On appelle ça les contraintes de l'agenda et parfois ça aide surtout quand on les a fixées soi-même. A trois jours d'un deuxième tour de scrutin départemental plus que compliqué pour l'exécutif, François Hollande et Manuel Valls ont adressé jeudi des messages subliminaux à deux catégories d'électeurs a priori aux antipodes: les écologistes d'un côté, les agriculteurs de l'autre. Devant les maires de grandes villes européennes réunis à Paris, le chef de l'Etat a plaidé pour un accord ambitieux lors de la conférence sur le climat de décembre prochain. «Nous ne pouvons pas rester indifférents ou dubitatifs. Nous ne pouvons pas nous immobiliser dans une espèce de refus» de lutter contre le réchauffement climatique, a insisté le président. Avant de vanter la mobilisation de la société civile, de défendre un «changement de modèle» malgré des «intérêts divergents» et d'insister sur le rôle «solide» de l'Union européenne dans les négociations. Un discours positif, comme il tente de s'y tenir depuis le début de la campagne et dans la limite de son rôle institutionnel.
Sauf que son apparition d'une trentaine de minutes à l'Hôtel de ville de Paris aux côtés de la maire Anne Hidalgo et du ministre des Affaires étrangères Laurent Fabius faisait partie des déplacements rajoutés à l'agenda officiel par l'Elysée mardi, à la dernière minute.
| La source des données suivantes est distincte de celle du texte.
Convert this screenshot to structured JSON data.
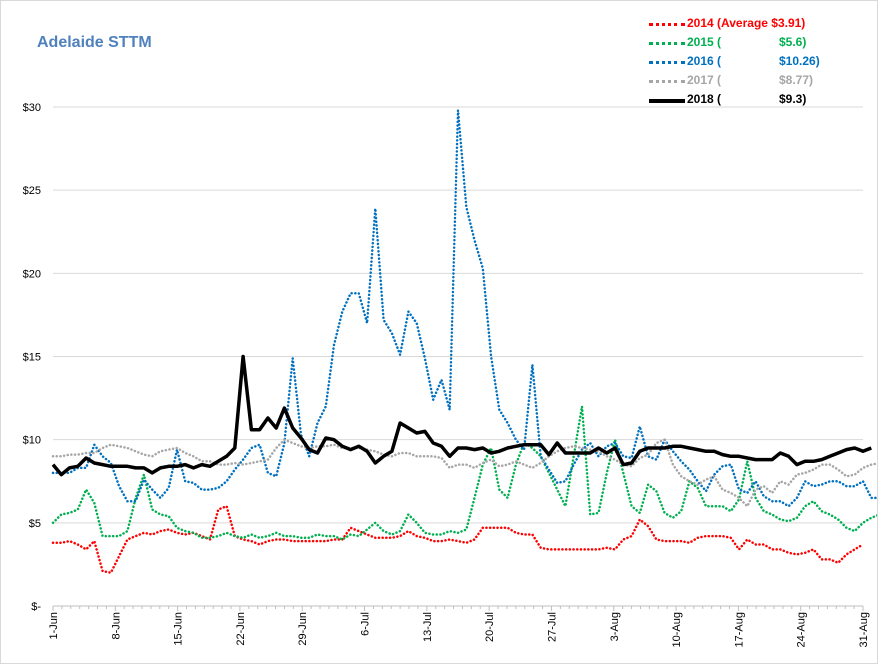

Du terrain bien calibré, bien balisé pour délivrer un message volontariste et coloré de vert avant une visite en Moselle vendredi pour parler d'industrie et de cette timide «reprise» économique. Selon plusieurs élus locaux, François Hollande annoncera à l'usine PSA de Trémery, près de Metz, que le site accueillera bientôt la ligne de fabrication des moteurs à essence du constructeur français. En cette semaine de bérézina électorale et de crash aérien, Hollande veut camper le président des bonnes nouvelles. Après les cafouillages entre Etat et mairie de Paris sur l'instauration de la circulation alternée dans la capitale pour cause de pollution aux particules fines la semaine dernière, le discours présidentiel avait une saveur toute particulière. Et ressemblait à un rameau d'olivier tendu à Anne Hidalgo plutôt qu'à un satisfecit à sa ministre de l'Ecologie, Ségolène Royal, quand il a insisté sur le «rôle d'exemplarité des métropoles» pour «montrer qu'il est possible de vivre dans les grandes agglomérations en suivant un modèle urbain compatible» avec la lutte contre le réchauffement climatique...
Au même moment, le Premier ministre faisait étape à Saint-Etienne, à l'occasion du congrès du puissant syndicat agricole FNSEA placé cette année sous un slogan à faire rougir d'envie un gouvernement en mal de résultats: «L'initiative pour une France qui gagne». Un détour, sous la surveillance du ministre de l'Agriculture, qui n'est apparu que mercredi dans l'emploi du temps officiel de Manuel Valls. Et une première, à l'heure où le monde agricole semble de plus en plus tenté par le vote FN. Jusqu'à aujourd'hui, jamais un chef de gouvernement n'avait prononcé de discours au congrès de la FNSEA. Accueilli par des sifflets et des cartons rouges - une réminiscence du congrès du Medef? - le Premier ministre a retourné la salle en tapant sur la grande distribution et en osant une tonitruant déclaration d'amour. «Les agriculteurs sont les meilleurs écologistes du pays», a-t-il lancé, déclenchant, cette fois, des tonnerres d'applaudissements. Il faut dire qu'avant lui à la tribune, le président de la FNSEA, Xavier Beulin n'y était pas allé de main morte, débinant, entre autres, les atermoiements du gouvernement autour du projet de barrage de Sivens et dénonçant l'attitude des zadistes, du Tarn ou d'ailleurs. «Pendant combien de temps allez-vous donner des gages improbables aux Verts ?», a tonné Beulin, convaincu que l'on «assiste actuellement à la fin de l'écologie politique». A sa sortie du Zénith de Saint-Etienne, Manuel Valls était tout miel, s'auto-congratulant d'être «dans le top 5 des hommes politiques les plus populaires parmi les agriculteurs et le premier à gauche». Avant un scrutin, brandir sa popularité comme bouclier ça peut toujours servir. Ou pas.